Vicars looking for their dream parish need look no further as the Church of England has published an advert seeking the next vicar of Ascension Island.
One of the most remote parishes in the world, the British territory in the South Atlantic is 1,000 miles off the coast of Africa and 1,400 miles from the coast of Brazil. After Father Don Wittich retired earlier this year at the age of 80, the island paradise is looking for a new vicar.
With a tiny population of around 880 people, Ascension Island is known for its warm climate, white sandy beaches, rare birds and endangered turtles who come once a year to lay their eggs.
"It is a wonderful place," said Canon Nicholas Turner who served on Ascension Island in the mid-1990s.
"It is hot all year round. Everyone knows everyone," he told BBC Radio.
The island is crime-free with "plenty of fishing" and there's no tax on alcohol. However, the Church of England who advertised the post earlier in the year have only received one application so far.
"The island is safe, we leave keys in the car, doors open all day whether we are in or out," said outgoing vicar Father Don.
"To us it's a paradise, we are desperately sorry to be leaving. It's no ordinary parish."
However the exotic island is not a God fearing place, said Turner.

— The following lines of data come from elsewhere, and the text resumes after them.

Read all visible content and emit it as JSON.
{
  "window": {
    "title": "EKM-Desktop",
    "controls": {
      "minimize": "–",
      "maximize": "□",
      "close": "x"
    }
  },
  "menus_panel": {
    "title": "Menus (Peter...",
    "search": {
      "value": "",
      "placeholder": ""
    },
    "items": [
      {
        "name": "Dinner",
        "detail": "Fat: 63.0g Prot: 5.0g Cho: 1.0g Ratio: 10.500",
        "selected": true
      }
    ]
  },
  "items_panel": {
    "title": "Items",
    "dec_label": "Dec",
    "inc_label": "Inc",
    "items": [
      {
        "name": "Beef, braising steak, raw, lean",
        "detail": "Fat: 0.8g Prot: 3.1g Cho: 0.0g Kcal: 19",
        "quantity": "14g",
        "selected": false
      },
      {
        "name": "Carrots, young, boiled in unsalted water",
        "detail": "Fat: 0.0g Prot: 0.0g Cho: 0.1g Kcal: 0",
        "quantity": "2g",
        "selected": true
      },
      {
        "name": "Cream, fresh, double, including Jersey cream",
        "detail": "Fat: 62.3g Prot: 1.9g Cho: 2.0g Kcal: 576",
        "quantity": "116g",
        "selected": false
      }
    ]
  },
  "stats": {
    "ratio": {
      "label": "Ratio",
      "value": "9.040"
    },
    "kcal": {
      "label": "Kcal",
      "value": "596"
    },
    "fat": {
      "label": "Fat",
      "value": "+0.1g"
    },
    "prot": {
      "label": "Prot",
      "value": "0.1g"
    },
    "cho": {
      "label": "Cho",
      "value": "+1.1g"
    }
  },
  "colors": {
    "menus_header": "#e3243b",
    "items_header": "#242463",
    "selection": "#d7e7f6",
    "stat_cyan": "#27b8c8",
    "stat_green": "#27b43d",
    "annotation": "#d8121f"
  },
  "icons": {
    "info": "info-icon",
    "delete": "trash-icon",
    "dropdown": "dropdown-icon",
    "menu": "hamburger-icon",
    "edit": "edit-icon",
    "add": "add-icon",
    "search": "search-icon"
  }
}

The residents "are all young people earning lots of money who have no need for God until something goes wrong."
A successful applicant would be responsible for one church and would also act as part-time chaplain to the RAF base which is stationed on the island.
"While this post is not for somebody at the beginning of their career who seeks inner-city life and constant challenges all the time, it is a superb place with lots of interest, lots of fun – and lots to keep you on the go," said Richard Fenwick, the bishop of neighbouring island St Helena.
"Of course, one of the greatest advantages of an incumbency here is that there are two flights up to Brize Norton, and two down from Brize Norton every week. This means that on Ascension you are never more than 9 hours away from Oxford. In fact it's easier to get home from Georgetown than if you were living and working up in parts of Scotland."